Task-specific behavior:
search and query is empty/null, return error "query required for search task".extract and URL list is empty, return error "at least one URL required for extract task".stats or cache, ignore query_or_urls input.cache clear and --confirm flag is not set, return warning "cache clear requires --confirm flag" and do not delete.API error recovery:
Logging:
If --no-log flag is NOT set, append a line to ~/.openclaw/tavily-search-pro-native-node.jsonl with timestamp, task, query/URL summary, result count, and credits used (if available). If --no-log is set, skip logging. Do not log plaintext queries if logging_preference is sensitive unless query is already in plaintext in the task input (i.e., do not add extra obfuscation; just skip the log line).
Output format:
If --json flag is set, return valid JSON to stdout. Else, return human-readable text. Do not mix formats.
Success looks like:
search task: array of objects, each with title (string), url (string), content (string or null), score (number 0-1). Include cache_hit (boolean) and credits_used (number or null) fields. If cache hit, set credits_used to 0.
extract task: array of objects, each with url (string), content (string). Include credits_used (number or null).
stats task: object with credits_remaining (number), credits_used_this_month (number), requests_this_month (number), account_status (string). Or plaintext summary if not --json.
cache task info: object with cache_count (integer), cache_total_size_bytes (number), oldest_entry_timestamp (string ISO-8601 or null), newest_entry_timestamp (string ISO-8601 or null), cache_dir (string path). Or plaintext list if not --json.
cache task clear: object with deleted_count (integer), freed_bytes (number), confirm_flag_used (boolean). Or plaintext confirmation message if not --json.
All responses must include a top-level status field: success, error, cache_hit, or not_found.
Data is written to stdout. Cache files are stored as binary or JSON at ~/.openclaw/cache/tavily-search-pro-native-node/<sha256-hash-of-request>.json. Usage log is appended to ~/.openclaw/tavily-search-pro-native-node.jsonl as newline-delimited JSON unless --no-log is set.

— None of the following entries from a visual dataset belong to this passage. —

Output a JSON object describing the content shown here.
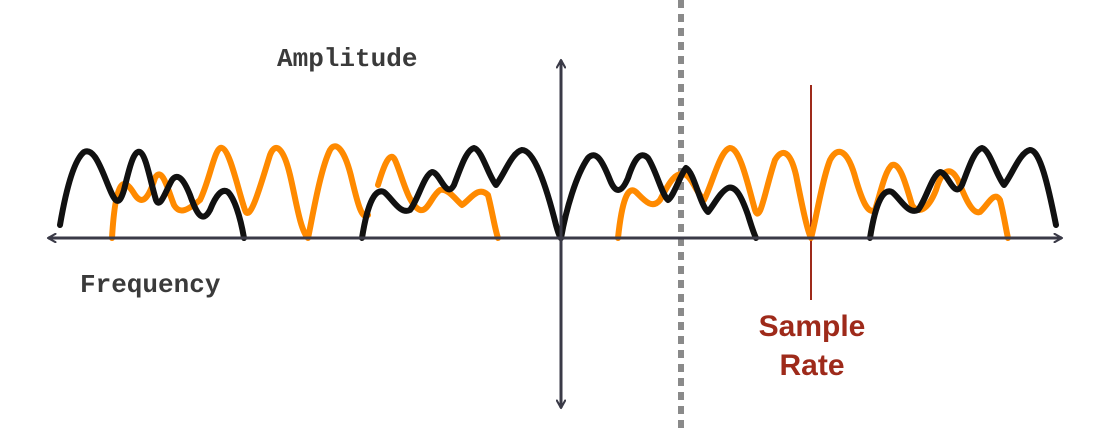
{
  "labels": {
    "amplitude": "Amplitude",
    "frequency": "Frequency",
    "sample_rate_line1": "Sample",
    "sample_rate_line2": "Rate"
  },
  "colors": {
    "axis": "#3a3a47",
    "black_wave": "#111111",
    "orange_wave": "#ff8a00",
    "sample_rate": "#9e2a1a",
    "nyquist_dashed": "#8a8a8a"
  }
}
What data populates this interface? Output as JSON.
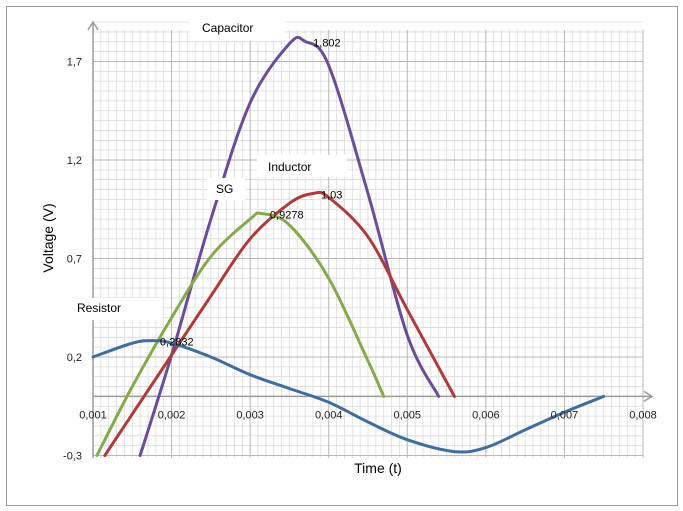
{
  "chart_data": {
    "type": "line",
    "xlabel": "Time (t)",
    "ylabel": "Voltage (V)",
    "xlim": [
      0.001,
      0.008
    ],
    "ylim": [
      -0.3,
      1.9
    ],
    "x_ticks": [
      "0,001",
      "0,002",
      "0,003",
      "0,004",
      "0,005",
      "0,006",
      "0,007",
      "0,008"
    ],
    "y_ticks": [
      "-0,3",
      "0,2",
      "0,7",
      "1,2",
      "1,7"
    ],
    "grid": true,
    "series": [
      {
        "name": "Capacitor",
        "color": "#6B4C9A",
        "peak_label": "1,802",
        "points": [
          [
            0.0016,
            -0.3
          ],
          [
            0.002,
            0.21
          ],
          [
            0.0025,
            0.9
          ],
          [
            0.003,
            1.49
          ],
          [
            0.0035,
            1.79
          ],
          [
            0.0037,
            1.802
          ],
          [
            0.004,
            1.68
          ],
          [
            0.0045,
            1.03
          ],
          [
            0.005,
            0.31
          ],
          [
            0.0054,
            0.0
          ]
        ]
      },
      {
        "name": "Inductor",
        "color": "#B03A3A",
        "peak_label": "1,03",
        "points": [
          [
            0.00115,
            -0.3
          ],
          [
            0.0015,
            -0.09
          ],
          [
            0.002,
            0.21
          ],
          [
            0.0025,
            0.51
          ],
          [
            0.003,
            0.8
          ],
          [
            0.0035,
            0.98
          ],
          [
            0.0038,
            1.03
          ],
          [
            0.004,
            1.01
          ],
          [
            0.0045,
            0.81
          ],
          [
            0.005,
            0.44
          ],
          [
            0.0056,
            0.0
          ]
        ]
      },
      {
        "name": "SG",
        "color": "#84AA4C",
        "peak_label": "0,9278",
        "points": [
          [
            0.00105,
            -0.3
          ],
          [
            0.0015,
            0.05
          ],
          [
            0.002,
            0.4
          ],
          [
            0.0025,
            0.71
          ],
          [
            0.003,
            0.9
          ],
          [
            0.00315,
            0.9278
          ],
          [
            0.0035,
            0.87
          ],
          [
            0.004,
            0.6
          ],
          [
            0.0045,
            0.18
          ],
          [
            0.0047,
            0.0
          ]
        ]
      },
      {
        "name": "Resistor",
        "color": "#3F6E9E",
        "peak_label": "0,2832",
        "points": [
          [
            0.001,
            0.2
          ],
          [
            0.0015,
            0.27
          ],
          [
            0.00175,
            0.2832
          ],
          [
            0.002,
            0.27
          ],
          [
            0.0025,
            0.2
          ],
          [
            0.003,
            0.11
          ],
          [
            0.0035,
            0.04
          ],
          [
            0.004,
            -0.03
          ],
          [
            0.0045,
            -0.13
          ],
          [
            0.005,
            -0.22
          ],
          [
            0.0056,
            -0.28
          ],
          [
            0.006,
            -0.26
          ],
          [
            0.0065,
            -0.17
          ],
          [
            0.007,
            -0.08
          ],
          [
            0.0075,
            0.0
          ]
        ]
      }
    ]
  }
}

You know the skill worked when:
search task: results array is non-empty, each result has title, url, content, score fields. status field is success or cache_hit. If cache hit, you see "cache_hit": true in the response.
extract task: array of URL and content pairs is returned, status is success. Content is readable and matches the target URL.

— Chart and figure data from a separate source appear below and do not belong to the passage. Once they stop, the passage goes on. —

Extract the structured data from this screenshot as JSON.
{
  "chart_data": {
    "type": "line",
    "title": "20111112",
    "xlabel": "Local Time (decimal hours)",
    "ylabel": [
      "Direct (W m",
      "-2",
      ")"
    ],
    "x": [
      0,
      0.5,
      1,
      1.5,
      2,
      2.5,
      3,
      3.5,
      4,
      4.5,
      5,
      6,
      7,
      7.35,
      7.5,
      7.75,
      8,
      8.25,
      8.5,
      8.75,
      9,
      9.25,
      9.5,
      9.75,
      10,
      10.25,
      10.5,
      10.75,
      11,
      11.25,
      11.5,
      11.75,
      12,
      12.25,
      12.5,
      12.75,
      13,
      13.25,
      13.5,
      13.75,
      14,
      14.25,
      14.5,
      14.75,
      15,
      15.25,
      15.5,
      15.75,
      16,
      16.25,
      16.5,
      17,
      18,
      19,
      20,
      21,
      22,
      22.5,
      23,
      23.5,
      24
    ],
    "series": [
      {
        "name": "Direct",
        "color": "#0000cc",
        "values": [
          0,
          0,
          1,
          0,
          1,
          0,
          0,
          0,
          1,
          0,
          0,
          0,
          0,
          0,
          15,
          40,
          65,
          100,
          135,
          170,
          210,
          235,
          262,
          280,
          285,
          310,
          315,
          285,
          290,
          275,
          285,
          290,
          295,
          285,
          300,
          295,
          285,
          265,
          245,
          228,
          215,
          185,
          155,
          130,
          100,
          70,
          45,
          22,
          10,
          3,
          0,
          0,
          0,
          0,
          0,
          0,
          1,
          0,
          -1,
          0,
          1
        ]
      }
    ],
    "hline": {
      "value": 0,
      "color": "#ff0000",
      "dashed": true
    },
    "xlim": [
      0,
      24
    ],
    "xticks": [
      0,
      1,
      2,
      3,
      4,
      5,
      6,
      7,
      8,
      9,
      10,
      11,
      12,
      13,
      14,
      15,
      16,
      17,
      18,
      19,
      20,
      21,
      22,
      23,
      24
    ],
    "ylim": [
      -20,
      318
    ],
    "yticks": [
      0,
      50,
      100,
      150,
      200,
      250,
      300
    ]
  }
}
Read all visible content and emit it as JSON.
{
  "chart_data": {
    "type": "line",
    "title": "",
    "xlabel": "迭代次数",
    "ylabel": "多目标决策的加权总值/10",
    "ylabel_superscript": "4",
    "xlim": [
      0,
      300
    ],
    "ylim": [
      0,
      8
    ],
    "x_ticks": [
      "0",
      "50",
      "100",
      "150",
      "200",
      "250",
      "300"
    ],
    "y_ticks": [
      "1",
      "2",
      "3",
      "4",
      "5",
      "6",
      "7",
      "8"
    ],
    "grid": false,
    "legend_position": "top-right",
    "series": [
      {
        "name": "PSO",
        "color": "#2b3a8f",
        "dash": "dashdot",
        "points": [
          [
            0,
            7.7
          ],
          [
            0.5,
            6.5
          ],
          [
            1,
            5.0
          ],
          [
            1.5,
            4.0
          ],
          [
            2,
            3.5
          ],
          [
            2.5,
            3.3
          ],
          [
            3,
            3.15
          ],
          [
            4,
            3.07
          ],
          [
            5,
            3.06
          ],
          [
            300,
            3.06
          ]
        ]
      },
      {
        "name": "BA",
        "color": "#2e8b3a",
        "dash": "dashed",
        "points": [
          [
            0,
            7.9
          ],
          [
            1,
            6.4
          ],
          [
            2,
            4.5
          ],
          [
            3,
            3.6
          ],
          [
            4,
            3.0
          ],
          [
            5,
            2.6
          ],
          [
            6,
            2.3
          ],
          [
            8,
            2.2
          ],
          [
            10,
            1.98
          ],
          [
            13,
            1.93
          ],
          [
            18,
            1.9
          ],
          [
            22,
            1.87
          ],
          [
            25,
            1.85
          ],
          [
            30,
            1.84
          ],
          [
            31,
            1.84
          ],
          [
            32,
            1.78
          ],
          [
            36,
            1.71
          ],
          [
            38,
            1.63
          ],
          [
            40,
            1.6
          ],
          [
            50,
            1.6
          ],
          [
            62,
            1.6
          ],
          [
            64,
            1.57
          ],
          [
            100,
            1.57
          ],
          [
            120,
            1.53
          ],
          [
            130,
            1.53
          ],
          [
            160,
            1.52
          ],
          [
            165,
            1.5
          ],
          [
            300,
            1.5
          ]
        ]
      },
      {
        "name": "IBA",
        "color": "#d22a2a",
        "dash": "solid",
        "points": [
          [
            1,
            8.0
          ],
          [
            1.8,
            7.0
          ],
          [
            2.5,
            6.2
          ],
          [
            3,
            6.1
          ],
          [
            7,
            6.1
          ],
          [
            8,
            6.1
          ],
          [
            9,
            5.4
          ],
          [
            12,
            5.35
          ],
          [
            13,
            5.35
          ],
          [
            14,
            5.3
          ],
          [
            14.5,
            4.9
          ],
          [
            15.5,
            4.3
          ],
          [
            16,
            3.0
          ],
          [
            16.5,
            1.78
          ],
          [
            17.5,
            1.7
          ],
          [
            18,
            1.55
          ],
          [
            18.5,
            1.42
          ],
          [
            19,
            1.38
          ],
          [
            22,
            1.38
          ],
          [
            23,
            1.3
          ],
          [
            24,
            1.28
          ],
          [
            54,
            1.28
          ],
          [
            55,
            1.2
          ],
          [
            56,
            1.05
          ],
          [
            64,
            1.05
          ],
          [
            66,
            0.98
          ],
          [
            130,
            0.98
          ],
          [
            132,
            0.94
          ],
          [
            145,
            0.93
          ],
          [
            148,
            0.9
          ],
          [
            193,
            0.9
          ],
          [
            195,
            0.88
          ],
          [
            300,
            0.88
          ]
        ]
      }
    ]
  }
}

stats task: you see credit remaining count and request count, status is success. Numbers are non-negative integers.
cache task info: you see a count of cached files, total size, and timestamp range. status is success.
cache task clear: you see a count of deleted files, status is success, and running cache info after shows the cache count decreased.
Error cases: status is error, response includes error_code (e.g., "auth_error", "rate_limit", "timeout") and a human-readable message. No partial or malformed data is output.
If logging is enabled, check that ~/.openclaw/tavily-search-pro-native-node.jsonl was appended with a new line (or created if missing) on each task invocation.
If caching is enabled, check that ~/.openclaw/cache/tavily-search-pro-native-node/ contains a new file after a successful search with a SHA-256-derived filename.
Script run with help flag returns command syntax and example invocations without hitting the API.